The numbers of disease prediction papers using XGBoost with medical data have increased recently33,34,35,36. XGBoost is an algorithm that overcomes the shortcomings of GBM (gradient boosting machine). The disadvantages of GBM include long learning times and overfitting problems. The most common ways to solve these problems are through parallelization and regularization. Our dataset contained null values, which MLP replaced with the corresponding median values, but XGBoost has a procedure to process null values, so utilized that procedure. The max_depth argument in XGBoost is one factor determining the depth of the decision tree. Setting max_depth to a large number increases complexity and can lead to overfitting. This study found that max_depth was optimally set to 2.

LightGBM

Many previous studies have used LightGBM for analysis of medical data37,38,39,40. LightGBM is a GBM-based model that follows XGBoost. LightGBM is also the most recent algorithm to win an award from Kaggle. The difference between LightGBM and XGBoost is the method by which the tree grows. XGBoost creates a deeper level within the leaf (level-wise/depth-wise), and LightGBM generates a leaf at the same level (leaf-wise). XGBoost uses a level-centered tree-splitting method to keep the tree balanced when it is deepened. LightGBM uses a leaf-centered tree-splitting method to split leaf nodes with the maximum loss value, creating an asymmetric tree. To avoid overfitting in LightGBM, an experiment was conducted by adjusting num_leaves and min_child_samples. Through that experiment, the optimal value of num_leaves was determined to be 2 and that of min_child_samples was 30.

K-fold cross-validation

In our study, we divided a total of 5145 datasets at a ratio of 8:2 to create the training set and test set. We set the validation data ratio to 0.2 for the training set, which was evaluated using validation loss for model optimization based on the training data.

The number of cases was 5145, which is a relatively small dataset. If the size of the dataset is small, high variance can cause performance problems for the evaluation of the validation dataset. However, if the number of validation data is increased, the number of training data decreases, leading to a problem of high bias. To resolve these trade-offs, the cross-validation method proposed in Sensitivity Analysis of K-Fold Cross-Validation41,42,43,44,45 in Prediction Error Estimation was used. We used k-fold cross validation to prevent data loss of the training set.

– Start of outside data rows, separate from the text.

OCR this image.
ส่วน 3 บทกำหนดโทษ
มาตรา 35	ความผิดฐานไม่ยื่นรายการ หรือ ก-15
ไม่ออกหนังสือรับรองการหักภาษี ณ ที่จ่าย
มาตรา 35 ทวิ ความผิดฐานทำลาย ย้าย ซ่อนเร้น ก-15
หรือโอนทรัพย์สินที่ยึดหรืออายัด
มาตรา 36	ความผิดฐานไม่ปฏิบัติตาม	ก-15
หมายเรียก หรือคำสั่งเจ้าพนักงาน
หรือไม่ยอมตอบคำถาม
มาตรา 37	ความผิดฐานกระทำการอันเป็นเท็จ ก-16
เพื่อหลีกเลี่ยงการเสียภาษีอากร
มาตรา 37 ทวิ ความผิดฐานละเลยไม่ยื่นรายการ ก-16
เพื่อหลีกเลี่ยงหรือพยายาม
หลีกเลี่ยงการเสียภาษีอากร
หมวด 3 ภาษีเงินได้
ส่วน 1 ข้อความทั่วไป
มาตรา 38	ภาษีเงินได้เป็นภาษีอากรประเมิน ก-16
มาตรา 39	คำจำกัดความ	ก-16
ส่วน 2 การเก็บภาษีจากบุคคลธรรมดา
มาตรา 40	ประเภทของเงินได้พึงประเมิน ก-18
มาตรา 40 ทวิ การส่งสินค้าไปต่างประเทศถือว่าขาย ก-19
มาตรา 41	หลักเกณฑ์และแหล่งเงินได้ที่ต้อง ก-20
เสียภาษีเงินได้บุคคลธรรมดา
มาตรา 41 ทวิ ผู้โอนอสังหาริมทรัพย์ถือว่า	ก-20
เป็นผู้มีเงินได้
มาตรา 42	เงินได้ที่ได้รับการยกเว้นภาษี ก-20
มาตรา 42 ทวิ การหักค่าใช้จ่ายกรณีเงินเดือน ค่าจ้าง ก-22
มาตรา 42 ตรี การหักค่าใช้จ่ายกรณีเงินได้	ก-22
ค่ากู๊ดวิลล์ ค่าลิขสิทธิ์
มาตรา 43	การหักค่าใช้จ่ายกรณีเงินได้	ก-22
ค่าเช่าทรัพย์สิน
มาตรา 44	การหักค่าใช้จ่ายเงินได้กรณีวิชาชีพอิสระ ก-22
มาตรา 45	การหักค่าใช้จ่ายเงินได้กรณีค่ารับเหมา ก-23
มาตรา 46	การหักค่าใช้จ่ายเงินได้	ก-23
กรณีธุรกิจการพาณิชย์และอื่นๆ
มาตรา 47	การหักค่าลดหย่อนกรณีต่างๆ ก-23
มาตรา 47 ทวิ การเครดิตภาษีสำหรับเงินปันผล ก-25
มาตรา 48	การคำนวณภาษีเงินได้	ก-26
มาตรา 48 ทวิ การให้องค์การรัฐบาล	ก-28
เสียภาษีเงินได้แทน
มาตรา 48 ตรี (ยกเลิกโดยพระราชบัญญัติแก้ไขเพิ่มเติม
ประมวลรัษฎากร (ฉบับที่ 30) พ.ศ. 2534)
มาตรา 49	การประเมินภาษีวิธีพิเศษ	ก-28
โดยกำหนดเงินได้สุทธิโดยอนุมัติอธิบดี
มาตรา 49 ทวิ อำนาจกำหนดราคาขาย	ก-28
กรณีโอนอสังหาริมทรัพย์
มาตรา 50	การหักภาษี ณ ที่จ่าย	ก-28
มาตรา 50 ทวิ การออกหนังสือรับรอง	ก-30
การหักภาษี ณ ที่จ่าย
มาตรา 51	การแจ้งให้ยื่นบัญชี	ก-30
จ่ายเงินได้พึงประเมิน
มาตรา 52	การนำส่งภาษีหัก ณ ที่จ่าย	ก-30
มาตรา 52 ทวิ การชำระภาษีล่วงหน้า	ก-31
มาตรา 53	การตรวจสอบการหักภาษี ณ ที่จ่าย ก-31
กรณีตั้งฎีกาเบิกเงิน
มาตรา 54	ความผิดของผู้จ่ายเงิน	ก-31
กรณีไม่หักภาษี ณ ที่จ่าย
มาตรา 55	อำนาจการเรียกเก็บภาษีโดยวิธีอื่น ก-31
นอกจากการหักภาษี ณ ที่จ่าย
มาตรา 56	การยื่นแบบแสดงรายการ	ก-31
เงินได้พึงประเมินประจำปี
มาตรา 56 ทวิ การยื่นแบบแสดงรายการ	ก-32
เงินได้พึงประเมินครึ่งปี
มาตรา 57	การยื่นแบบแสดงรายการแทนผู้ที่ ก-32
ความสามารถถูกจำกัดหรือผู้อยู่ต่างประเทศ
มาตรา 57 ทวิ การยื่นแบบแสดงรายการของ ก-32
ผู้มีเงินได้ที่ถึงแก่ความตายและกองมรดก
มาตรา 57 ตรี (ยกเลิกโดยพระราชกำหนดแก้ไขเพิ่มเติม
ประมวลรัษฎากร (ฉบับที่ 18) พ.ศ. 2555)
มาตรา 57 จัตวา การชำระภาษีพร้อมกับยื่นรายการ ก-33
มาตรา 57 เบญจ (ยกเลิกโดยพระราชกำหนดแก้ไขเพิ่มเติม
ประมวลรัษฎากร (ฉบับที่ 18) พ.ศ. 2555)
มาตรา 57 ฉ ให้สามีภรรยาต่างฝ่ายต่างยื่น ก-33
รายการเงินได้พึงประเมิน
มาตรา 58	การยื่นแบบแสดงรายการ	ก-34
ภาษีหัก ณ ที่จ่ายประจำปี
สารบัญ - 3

SHAP (Shapley Adaptive Explanations)

There are many ways to calculate feature importance. Among them, SHAP value can be seen through ‘Consistent Individualized Feature Attribution for Tree Ensembles’11 that have good consistency and accuracy in calculating feature importance. It is a method for the Tree Ensemble model in the experiment of the paper11. In our experiment, MLP did not correspond to a Tree ensemble model, so although we didn’t use the same method, we can calculate SHAP value using DeepLIFT10.

SHAP is an acronym for Shapley Adaptive Explanations. Relating to the Shapley value, as the name suggests. This Shapley value is a concept in game theory that indicates how much each contributor contributes to a particular outcome. SHAP values provide a strict theoretical improvement by eliminating significant consistency problems.

DeepLIFT10,46 is a method for decomposing the output prediction of a neural network on a specific input by backpropagating the contributions of all neurons in the network to every feature of the input. DeepLIFT compares the activation of each neuron to its ‘reference activation’ and assigns contribution scores according to the difference.

Performance measures

We used the F1 score, accuracy and ROC curve for performance measures.